Fic­tion

Death Val­ley

  • Review
August 30, 2022

The most pro­found book yet from the vision­ary author of Milk Fed and The Pisces, a dark­ly fun­ny nov­el about grief that becomes a desert sur­vival story.

In Melis­sa Broder’s astound­ing new nov­el, a woman arrives alone at a Best West­ern seek­ing respite from an empti­ness that plagues her. She has fled to the Cal­i­for­nia high desert to escape a cloud of sor­row — for both her father in the ICU and a hus­band whose ill­ness is wors­en­ing. What the motel pro­vides, how­ev­er, is not peace but a path, thanks to a recep­tion­ist who rec­om­mends a near­by hike.
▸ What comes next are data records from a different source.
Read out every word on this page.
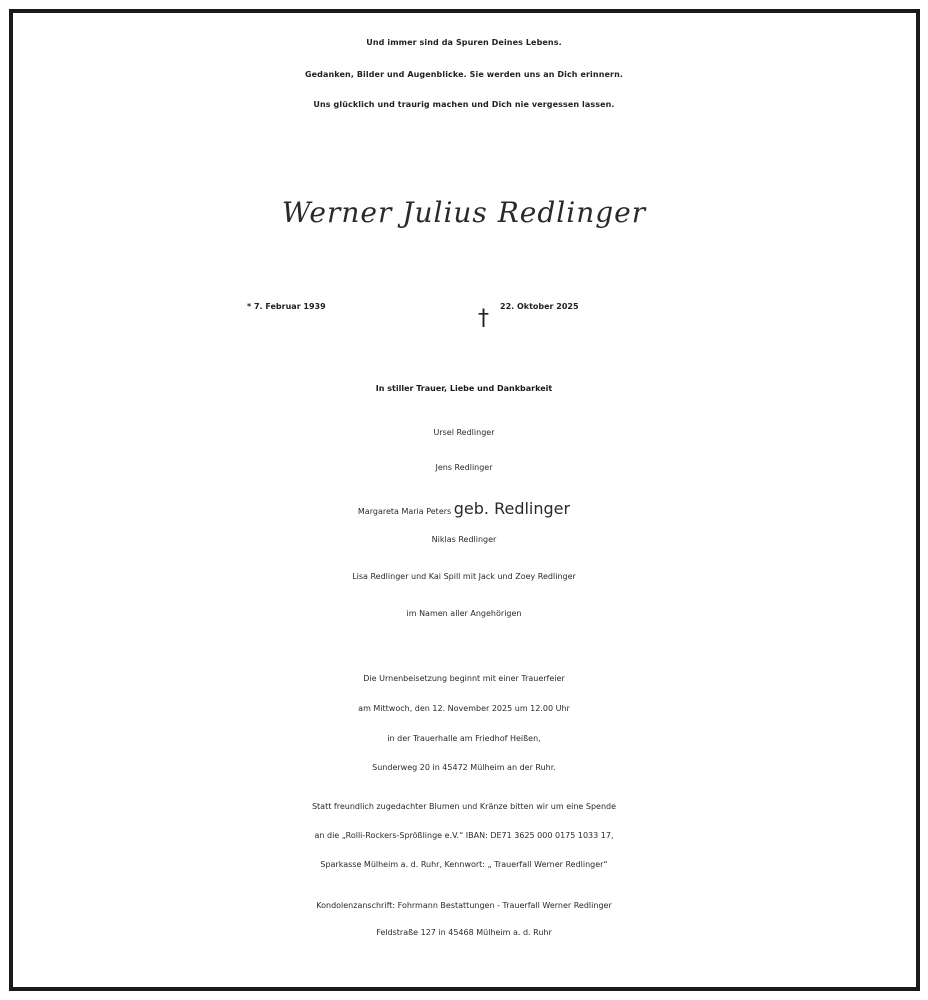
Und immer sind da Spuren Deines Lebens.
Gedanken, Bilder und Augenblicke. Sie werden uns an Dich erinnern.
Uns glücklich und traurig machen und Dich nie vergessen lassen.
Werner Julius Redlinger
* 7. Februar 1939	† 22. Oktober 2025
In stiller Trauer, Liebe und Dankbarkeit
Ursel Redlinger
Jens Redlinger
Margareta Maria Peters geb. Redlinger
Niklas Redlinger
Lisa Redlinger und Kai Spill mit Jack und Zoey Redlinger
im Namen aller Angehörigen
Die Urnenbeisetzung beginnt mit einer Trauerfeier
am Mittwoch, den 12. November 2025 um 12.00 Uhr
in der Trauerhalle am Friedhof Heißen,
Sunderweg 20 in 45472 Mülheim an der Ruhr.
Statt freundlich zugedachter Blumen und Kränze bitten wir um eine Spende
an die „Rolli-Rockers-Sprößlinge e.V.“ IBAN: DE71 3625 000 0175 1033 17,
Sparkasse Mülheim a. d. Ruhr, Kennwort: „ Trauerfall Werner Redlinger“
Kondolenzanschrift: Fohrmann Bestattungen - Trauerfall Werner Redlinger
Feldstraße 127 in 45468 Mülheim a. d. Ruhr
Out on the sun-scorched trail, the woman encoun­ters a tow­er­ing cac­tus whose size and shape mean it should not exist in Cal­i­for­nia. Yet the cac­tus is there, with a gash through its side that beck­ons like a famil­iar door. So she enters it. What awaits her inside this mys­ti­cal suc­cu­lent sets her on a jour­ney at once des­o­late and rich, hilar­i­ous and poignant.

This is Melis­sa Broder at her most imag­i­na­tive, most uni­ver­sal, and finest. This is Death Val­ley.